Background/Aim: Vitamin D is a fat-soluble steroid hormone that interacts with its nuclear receptor (VDR) to regulate a variety of biological processes, such as bone metabolism, immune response and transcription of several genes involved in chronic kidney disease (CKD).The aim of this work was to investigate the relation between vitamin D receptor genotype and parathyroid hormone (PTH) in predialysis patients and patient on hemodialysis.
Method: We investigated theVDR Taq-I and VDR Bsm-I gene polymorphisms in 46 patients with chronic kidney disease under conservative treatment, 50 patients on hemodialysis and 70 age and sex matched healthy volunteers. This study was performed by restriction fragment length polymorphism (RFLP).

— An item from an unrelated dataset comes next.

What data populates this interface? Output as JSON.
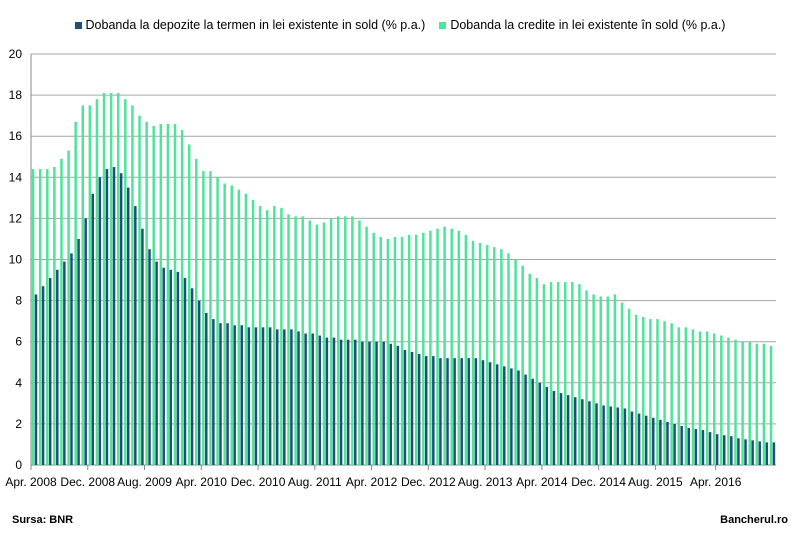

Results: For the Taq-I polymorphism, the T allele is considered as the risk allele. Carrying T allele increases the risk for both chronic kidney disease and renal failure. The risk for CKD increases by 3.3 fold and the risk for renal failure by 8 folds. For the Bsm1 polymorphism, the A allele is considered as the risk allele. Carrying A allele increases the risk for CKD by 3.6 fold and the risk for renal failure by 8 folds.
Conclusion: Bsm1 and Taq1gene polymorphisms of VDR gene were associated with end stage renal disease (ESRD) and with hyperparathyroidism among Egyptian population. Keywords: chronic kidney disease .vitamin D Receptor. Parathyroid hormone.